Aujourd’hui je vous présente l’interview de Laurent Lavader qui a exposé au salon de Montier en Der en novembre dernier avec sa série Le Ciel vu de la Terre. Je vous invite a vous rendre sur son site web disponible à l’adresse www.pixheaven.net, et pour les petits curieux, voila le lien de la visite virtuelle de l’exposition, qui est superbe au passage !

  • La visite virtuelle

Maintenant comme d’habitude, place au photographe !


Laurent, peux tu te présenter en quelques lignes ?

Je suis photographe professionnel. Je vis à Quimper, en Bretagne. J’ai 38 ans et encore presque toutes mes dents. De formation scientifique, je suis un spécialiste des phénomènes célestes diurnes et nocturnes. C’est pourquoi j’ai plaisir à tourner mon appareil photo en direction des phénomènes et objets célestes, afin de les documenter et de les partager avec le grand public, notamment par le biais de mon site internet www.pixheaven.net

Interview Laurent Lavader, la tête dans les etoiles

Quel est ton matériel photo ?

J’ai des besoins bien spécifiques liés à ma pratique photo. La nuit, la lumière est rare. J’ai donc l’obligation d’avoir des boîtiers numériques sensibles supportant au moins les 1600 ISO. Quant aux objectifs, j’ai besoin d’optiques lumineuses, dotées d’une ouverture d’au moins 2,8. C’est vraiment le minimum pour les ciels étoilés. Je privilégie les focales fixes, seules optiques capables de délivrer des images correctes à grande ouverture.

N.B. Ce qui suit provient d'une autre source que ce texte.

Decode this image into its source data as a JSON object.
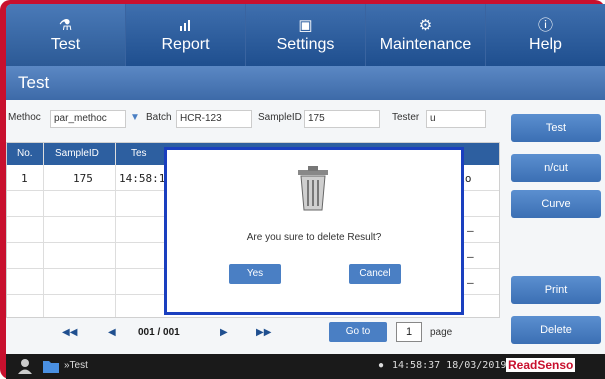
{
  "nav": {
    "items": [
      {
        "label": "Test",
        "icon": "flask-icon",
        "glyph": "⚗"
      },
      {
        "label": "Report",
        "icon": "chart-icon",
        "glyph": "📊"
      },
      {
        "label": "Settings",
        "icon": "settings-panel-icon",
        "glyph": "▣"
      },
      {
        "label": "Maintenance",
        "icon": "gear-icon",
        "glyph": "⚙"
      },
      {
        "label": "Help",
        "icon": "info-icon",
        "glyph": "ⓘ"
      }
    ]
  },
  "page_title": "Test",
  "filters": {
    "method_label": "Methoc",
    "method_value": "par_methoc",
    "batch_label": "Batch",
    "batch_value": "HCR-123",
    "sampleid_label": "SampleID",
    "sampleid_value": "175",
    "tester_label": "Tester",
    "tester_value": "u"
  },
  "table": {
    "headers": [
      "No.",
      "SampleID",
      "Tes"
    ],
    "rows": [
      {
        "no": "1",
        "sample_id": "175",
        "time": "14:58:1",
        "extra": "atio"
      }
    ],
    "dashes": [
      "–",
      "–",
      "–"
    ]
  },
  "pager": {
    "first": "◀◀",
    "prev": "◀",
    "page_info": "001 / 001",
    "next": "▶",
    "last": "▶▶",
    "goto_label": "Go to",
    "page_value": "1",
    "page_label": "page"
  },
  "side_buttons": [
    "Test",
    "n/cut",
    "Curve",
    "Print",
    "Delete"
  ],
  "status": {
    "breadcrumb": "»Test",
    "clock": "14:58:37 18/03/2019",
    "brand": "ReadSenso"
  },
  "modal": {
    "message": "Are you sure to delete Result?",
    "yes_label": "Yes",
    "cancel_label": "Cancel",
    "icon": "trash-icon"
  }
}
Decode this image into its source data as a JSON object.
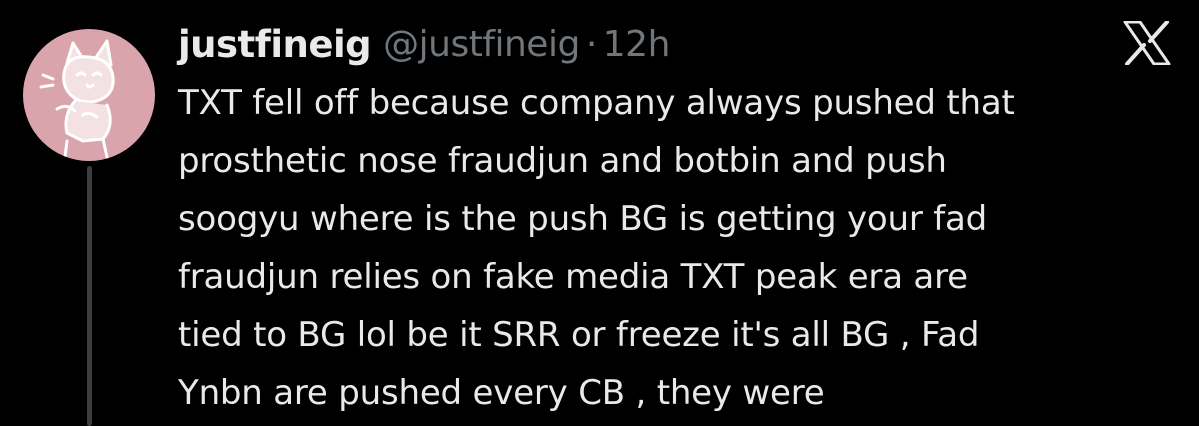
{
  "tweet": {
    "display_name": "justfineig",
    "handle": "@justfineig",
    "separator": "·",
    "time": "12h",
    "lines": [
      "TXT fell off because company always pushed that",
      "prosthetic nose fraudjun and botbin and push",
      "soogyu where is the push BG is getting your fad",
      "fraudjun relies on fake media TXT peak era are",
      "tied to BG lol be it SRR or freeze it's all BG , Fad",
      "Ynbn are pushed every CB , they were"
    ]
  },
  "icons": {
    "avatar": "cartoon-cat-avatar",
    "platform_logo": "x-logo-icon"
  },
  "colors": {
    "background": "#000000",
    "primary_text": "#e7e9ea",
    "secondary_text": "#71767b",
    "avatar_bg": "#d9a4ab",
    "thread_line": "#3a3d41"
  }
}
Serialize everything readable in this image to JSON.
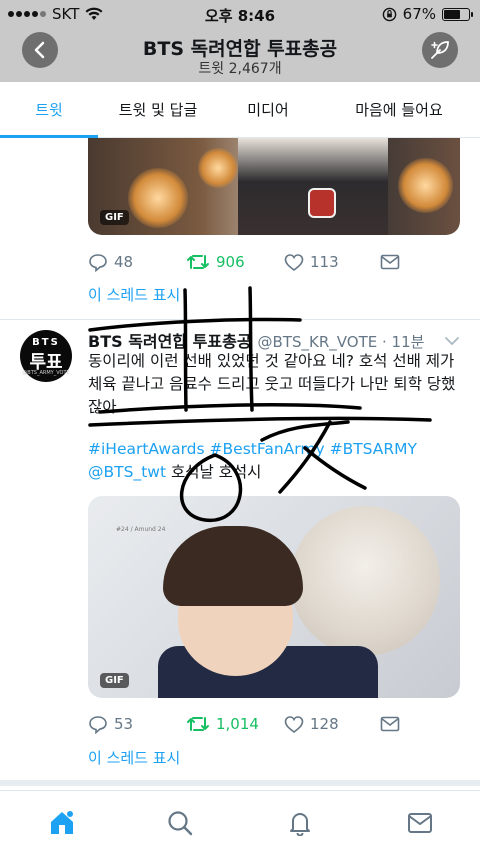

J’ai deux boîtiers experts (les pros sont beaucoup trop chers) :

  • Canon 30D défiltré (le filtre anti-infrarouge a été ôté pour laisser passer la lumière provenant des nébuleuses rouges). Maintenant, il me sert uniquement pour les animations vidéo qui montrent le déplacement des étoiles dans le ciel. Il supporte le 1600 ISO, mais pas au-delà.
  • Canon 5D Mark II. Ce boîtier est à l’aise à 3200 ISO et présente un beau bruit non chromatique (un grain gris si vous préférez). Avec ses 21 Mpixels, il occulte le 30D et ses 10 Mpixels… C’est le boîtier avec lequel je fais maintenant toutes mes photos.

J’ai pas mal d’objectifs :

  • Sigma 10 mm f/2,8 EX DC: bon objectif (réservé au capteur APS-C) qui me servait à la réalisation des visites virtuelles (voir http://www.pixheaven.net/animations_qtvr.php) avant que je n’achète le 15 mm f/2,8 (compatible avec capteur Full-frame).
  • Sigma 15 mm f/2,8 EX DG : bon objectif qui me sert presque exclusivement (car pas assez lumineux pour mes critères) aux visites virtuelles sur le 5D Mark II.
  • Canon EF 24 mm f/1,4 L : très bon objectif, si ce n’est un problème de décalage de l’optique qui rend le côté droit flou. Je l’utilise à 2,0 pour gagner en qualité sans trop sacrifier de lumière.
  • Sigma 30 mm f/1,4 EX DC : c’est une de mes optiques préférées. Un excellent piqué au centre dès la pleine ouverture. C’est un véritable puits de lumière ! Cet objectif n’est utilisable qu’avec le 30D (capteur APS-C).
  • Sigma 50 mm f/1,4 EX DG : c’est MON objectif chouchou. Je le ferme à 2,0 sur le 5D Mark II et obtiens des images piquées sur au moins 80 % de la surface du capteur Full-frame. Une tuerie !
  • Sigma 70 mm f/2.8 EX DG Macro : son piqué est très bon mais avec sa « faible » ouverture, je le réserve à la Lune et aux scènes crépusculaires.
  • Sigma 100-300 mm f/4,0 EX DG : bonne optique, mais que je réserve aussi aux scènes crépusculaires et à la Lune du fait de son ouverture très modeste.
  • Sigma 24-70 mm f/2,8 EX DG HSM : le petit dernier de chez Sigma. Très bon pour mes reportages, mais je préfère utiliser mes trois focales fixes (24, 50 et 70 mm) pour mes photos d’étoiles.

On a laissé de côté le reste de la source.